Ketua Fatayat NU Kabupaten Tasikmalaya: Pendidikan Seks Penting Diterapkan Sejak Dini
Sabtu, 25 Desember 2021 | 16:00 WIB
Tasikmalaya, NU Online Jabar
Maraknya pemberitaan mengenai kasus kekerasan seksual terhadap anak akhir-akhir ini, membuat Fatayat Nahdlatul Ulama (NU) Kabupaten Tasikmalaya menggelar seminar dengan tema Membentengi Anak dari Kasus Kekerasan Seksual di Kantor Pengurus Cabang Nahdlatul Ulama (PCNU), Minggu (16/12) beberapa waktu lalu.

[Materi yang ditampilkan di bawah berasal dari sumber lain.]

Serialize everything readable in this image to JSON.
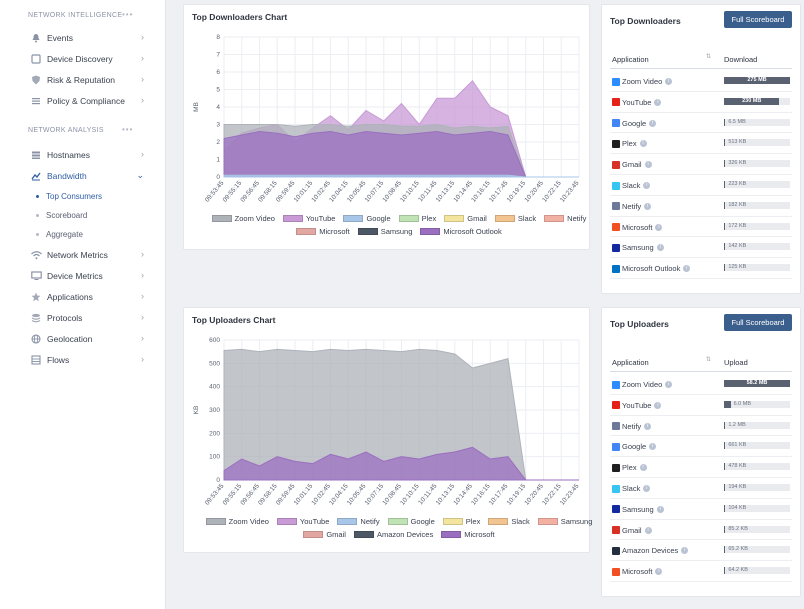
{
  "sidebar": {
    "sections": [
      {
        "title": "NETWORK INTELLIGENCE",
        "dots": "•••"
      },
      {
        "title": "NETWORK ANALYSIS",
        "dots": "•••"
      }
    ],
    "intel_items": [
      {
        "label": "Events",
        "icon": "bell-icon"
      },
      {
        "label": "Device Discovery",
        "icon": "device-icon"
      },
      {
        "label": "Risk & Reputation",
        "icon": "shield-icon"
      },
      {
        "label": "Policy & Compliance",
        "icon": "list-icon"
      }
    ],
    "analysis_items": [
      {
        "label": "Hostnames",
        "icon": "hostnames-icon"
      },
      {
        "label": "Bandwidth",
        "icon": "bandwidth-chart-icon"
      },
      {
        "label": "Network Metrics",
        "icon": "wifi-icon"
      },
      {
        "label": "Device Metrics",
        "icon": "monitor-icon"
      },
      {
        "label": "Applications",
        "icon": "star-icon"
      },
      {
        "label": "Protocols",
        "icon": "layers-icon"
      },
      {
        "label": "Geolocation",
        "icon": "globe-icon"
      },
      {
        "label": "Flows",
        "icon": "flows-icon"
      }
    ],
    "bandwidth_sub": [
      "Top Consumers",
      "Scoreboard",
      "Aggregate"
    ]
  },
  "downloaders_chart": {
    "title": "Top Downloaders Chart",
    "ylabel": "MB",
    "chart_data": {
      "type": "area",
      "x": [
        "09:53:45",
        "09:55:15",
        "09:56:45",
        "09:58:15",
        "09:59:45",
        "10:01:15",
        "10:02:45",
        "10:04:15",
        "10:05:45",
        "10:07:15",
        "10:08:45",
        "10:10:15",
        "10:11:45",
        "10:13:15",
        "10:14:45",
        "10:16:15",
        "10:17:45",
        "10:19:15",
        "10:20:45",
        "10:22:15",
        "10:23:45"
      ],
      "ylim": [
        0,
        8
      ],
      "yticks": [
        0,
        1,
        2,
        3,
        4,
        5,
        6,
        7,
        8
      ],
      "series": [
        {
          "name": "Zoom Video",
          "color": "#aeb3ba",
          "values": [
            3.0,
            3.0,
            3.0,
            3.0,
            2.9,
            3.0,
            3.0,
            2.9,
            3.0,
            3.0,
            2.9,
            2.9,
            3.0,
            2.8,
            2.9,
            2.8,
            2.9,
            0,
            0,
            0,
            0
          ]
        },
        {
          "name": "YouTube",
          "color": "#c89ad6",
          "values": [
            1.5,
            2.5,
            2.8,
            3.0,
            2.0,
            2.8,
            3.5,
            2.7,
            3.8,
            3.2,
            4.2,
            3.0,
            4.5,
            4.5,
            5.5,
            4.0,
            3.5,
            0,
            0,
            0,
            0
          ]
        },
        {
          "name": "Google",
          "color": "#a8c7e8",
          "values": [
            0.1,
            0.1,
            0.1,
            0.1,
            0.1,
            0.1,
            0.1,
            0.1,
            0.1,
            0.1,
            0.1,
            0.1,
            0.1,
            0.1,
            0.1,
            0.1,
            0.1,
            0,
            0,
            0,
            0
          ]
        },
        {
          "name": "Plex",
          "color": "#bfe3b4",
          "values": [
            0,
            0,
            0,
            0,
            0,
            0,
            0,
            0,
            0,
            0,
            0,
            0,
            0,
            0,
            0,
            0,
            0,
            0,
            0,
            0,
            0
          ]
        },
        {
          "name": "Gmail",
          "color": "#f3e59e",
          "values": [
            0,
            0,
            0,
            0,
            0,
            0,
            0,
            0,
            0,
            0,
            0,
            0,
            0,
            0,
            0,
            0,
            0,
            0,
            0,
            0,
            0
          ]
        },
        {
          "name": "Slack",
          "color": "#f2c48f",
          "values": [
            0,
            0,
            0,
            0,
            0,
            0,
            0,
            0,
            0,
            0,
            0,
            0,
            0,
            0,
            0,
            0,
            0,
            0,
            0,
            0,
            0
          ]
        },
        {
          "name": "Netify",
          "color": "#f2b1a3",
          "values": [
            0,
            0,
            0,
            0,
            0,
            0,
            0,
            0,
            0,
            0,
            0,
            0,
            0,
            0,
            0,
            0,
            0,
            0,
            0,
            0,
            0
          ]
        },
        {
          "name": "Microsoft",
          "color": "#e3a7a3",
          "values": [
            0,
            0,
            0,
            0,
            0,
            0,
            0,
            0,
            0,
            0,
            0,
            0,
            0,
            0,
            0,
            0,
            0,
            0,
            0,
            0,
            0
          ]
        },
        {
          "name": "Samsung",
          "color": "#4d5866",
          "values": [
            0,
            0,
            0,
            0,
            0,
            0,
            0,
            0,
            0,
            0,
            0,
            0,
            0,
            0,
            0,
            0,
            0,
            0,
            0,
            0,
            0
          ]
        },
        {
          "name": "Microsoft Outlook",
          "color": "#9b6fc0",
          "values": [
            2.2,
            2.4,
            2.6,
            2.5,
            2.3,
            2.5,
            2.6,
            2.4,
            2.6,
            2.5,
            2.4,
            2.5,
            2.6,
            2.4,
            2.5,
            2.6,
            2.4,
            0,
            0,
            0,
            0
          ]
        }
      ]
    }
  },
  "uploaders_chart": {
    "title": "Top Uploaders Chart",
    "ylabel": "KB",
    "chart_data": {
      "type": "area",
      "x": [
        "09:53:45",
        "09:55:15",
        "09:56:45",
        "09:58:15",
        "09:59:45",
        "10:01:15",
        "10:02:45",
        "10:04:15",
        "10:05:45",
        "10:07:15",
        "10:08:45",
        "10:10:15",
        "10:11:45",
        "10:13:15",
        "10:14:45",
        "10:16:15",
        "10:17:45",
        "10:19:15",
        "10:20:45",
        "10:22:15",
        "10:23:45"
      ],
      "ylim": [
        0,
        600
      ],
      "yticks": [
        0,
        100,
        200,
        300,
        400,
        500,
        600
      ],
      "series": [
        {
          "name": "Zoom Video",
          "color": "#aeb3ba",
          "values": [
            555,
            560,
            550,
            560,
            555,
            550,
            560,
            555,
            560,
            555,
            550,
            560,
            555,
            540,
            480,
            500,
            520,
            0,
            0,
            0,
            0
          ]
        },
        {
          "name": "YouTube",
          "color": "#c89ad6",
          "values": [
            0,
            0,
            0,
            0,
            0,
            0,
            0,
            0,
            0,
            0,
            0,
            0,
            0,
            0,
            0,
            0,
            0,
            0,
            0,
            0,
            0
          ]
        },
        {
          "name": "Netify",
          "color": "#a8c7e8",
          "values": [
            0,
            0,
            0,
            0,
            0,
            0,
            0,
            0,
            0,
            0,
            0,
            0,
            0,
            0,
            0,
            0,
            0,
            0,
            0,
            0,
            0
          ]
        },
        {
          "name": "Google",
          "color": "#bfe3b4",
          "values": [
            0,
            0,
            0,
            0,
            0,
            0,
            0,
            0,
            0,
            0,
            0,
            0,
            0,
            0,
            0,
            0,
            0,
            0,
            0,
            0,
            0
          ]
        },
        {
          "name": "Plex",
          "color": "#f3e59e",
          "values": [
            0,
            0,
            0,
            0,
            0,
            0,
            0,
            0,
            0,
            0,
            0,
            0,
            0,
            0,
            0,
            0,
            0,
            0,
            0,
            0,
            0
          ]
        },
        {
          "name": "Slack",
          "color": "#f2c48f",
          "values": [
            0,
            0,
            0,
            0,
            0,
            0,
            0,
            0,
            0,
            0,
            0,
            0,
            0,
            0,
            0,
            0,
            0,
            0,
            0,
            0,
            0
          ]
        },
        {
          "name": "Samsung",
          "color": "#f2b1a3",
          "values": [
            0,
            0,
            0,
            0,
            0,
            0,
            0,
            0,
            0,
            0,
            0,
            0,
            0,
            0,
            0,
            0,
            0,
            0,
            0,
            0,
            0
          ]
        },
        {
          "name": "Gmail",
          "color": "#e3a7a3",
          "values": [
            0,
            0,
            0,
            0,
            0,
            0,
            0,
            0,
            0,
            0,
            0,
            0,
            0,
            0,
            0,
            0,
            0,
            0,
            0,
            0,
            0
          ]
        },
        {
          "name": "Amazon Devices",
          "color": "#4d5866",
          "values": [
            0,
            0,
            0,
            0,
            0,
            0,
            0,
            0,
            0,
            0,
            0,
            0,
            0,
            0,
            0,
            0,
            0,
            0,
            0,
            0,
            0
          ]
        },
        {
          "name": "Microsoft",
          "color": "#9b6fc0",
          "values": [
            40,
            90,
            60,
            100,
            80,
            70,
            110,
            90,
            120,
            80,
            100,
            90,
            110,
            120,
            140,
            90,
            100,
            0,
            0,
            0,
            0
          ]
        }
      ]
    }
  },
  "top_downloaders": {
    "title": "Top Downloaders",
    "button": "Full Scoreboard",
    "col_app": "Application",
    "col_value": "Download",
    "rows": [
      {
        "app": "Zoom Video",
        "value": "275 MB",
        "pct": 100,
        "icon_color": "#2d8cff"
      },
      {
        "app": "YouTube",
        "value": "230 MB",
        "pct": 84,
        "icon_color": "#e62117"
      },
      {
        "app": "Google",
        "value": "6.5 MB",
        "pct": 2,
        "icon_color": "#4285f4"
      },
      {
        "app": "Plex",
        "value": "513 KB",
        "pct": 0,
        "icon_color": "#1f1f1f"
      },
      {
        "app": "Gmail",
        "value": "326 KB",
        "pct": 0,
        "icon_color": "#d93025"
      },
      {
        "app": "Slack",
        "value": "223 KB",
        "pct": 0,
        "icon_color": "#36c5f0"
      },
      {
        "app": "Netify",
        "value": "182 KB",
        "pct": 0,
        "icon_color": "#6b7a99"
      },
      {
        "app": "Microsoft",
        "value": "172 KB",
        "pct": 0,
        "icon_color": "#f25022"
      },
      {
        "app": "Samsung",
        "value": "142 KB",
        "pct": 0,
        "icon_color": "#1428a0"
      },
      {
        "app": "Microsoft Outlook",
        "value": "125 KB",
        "pct": 0,
        "icon_color": "#0072c6"
      }
    ]
  },
  "top_uploaders": {
    "title": "Top Uploaders",
    "button": "Full Scoreboard",
    "col_app": "Application",
    "col_value": "Upload",
    "rows": [
      {
        "app": "Zoom Video",
        "value": "58.2 MB",
        "pct": 100,
        "icon_color": "#2d8cff"
      },
      {
        "app": "YouTube",
        "value": "6.0 MB",
        "pct": 10,
        "icon_color": "#e62117"
      },
      {
        "app": "Netify",
        "value": "1.2 MB",
        "pct": 2,
        "icon_color": "#6b7a99"
      },
      {
        "app": "Google",
        "value": "661 KB",
        "pct": 1,
        "icon_color": "#4285f4"
      },
      {
        "app": "Plex",
        "value": "478 KB",
        "pct": 1,
        "icon_color": "#1f1f1f"
      },
      {
        "app": "Slack",
        "value": "194 KB",
        "pct": 0,
        "icon_color": "#36c5f0"
      },
      {
        "app": "Samsung",
        "value": "104 KB",
        "pct": 0,
        "icon_color": "#1428a0"
      },
      {
        "app": "Gmail",
        "value": "85.2 KB",
        "pct": 0,
        "icon_color": "#d93025"
      },
      {
        "app": "Amazon Devices",
        "value": "65.2 KB",
        "pct": 0,
        "icon_color": "#232f3e"
      },
      {
        "app": "Microsoft",
        "value": "64.2 KB",
        "pct": 0,
        "icon_color": "#f25022"
      }
    ]
  }
}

Ketua Pimpinan Cabang (PC) Fatayat NU Kabupaten Tasikmalaya Lilik Latifah, mengajak kepada seluruh pengurus Fatayat NU agar menerapkan secara perlahan pendidikan seks kepada anak. Menurutnya, hal tersebut perrlu diupayakan mengingat laporan kasus kekerasan seksual terhadap anak kian hari semakin bertambah termasuk di Kabupaten Tasikmalaya.
"Kabupaten Tasikmalaya menempati urutan ke-4 daerah darurat kekerasan seksual terhadap anak," paparnya.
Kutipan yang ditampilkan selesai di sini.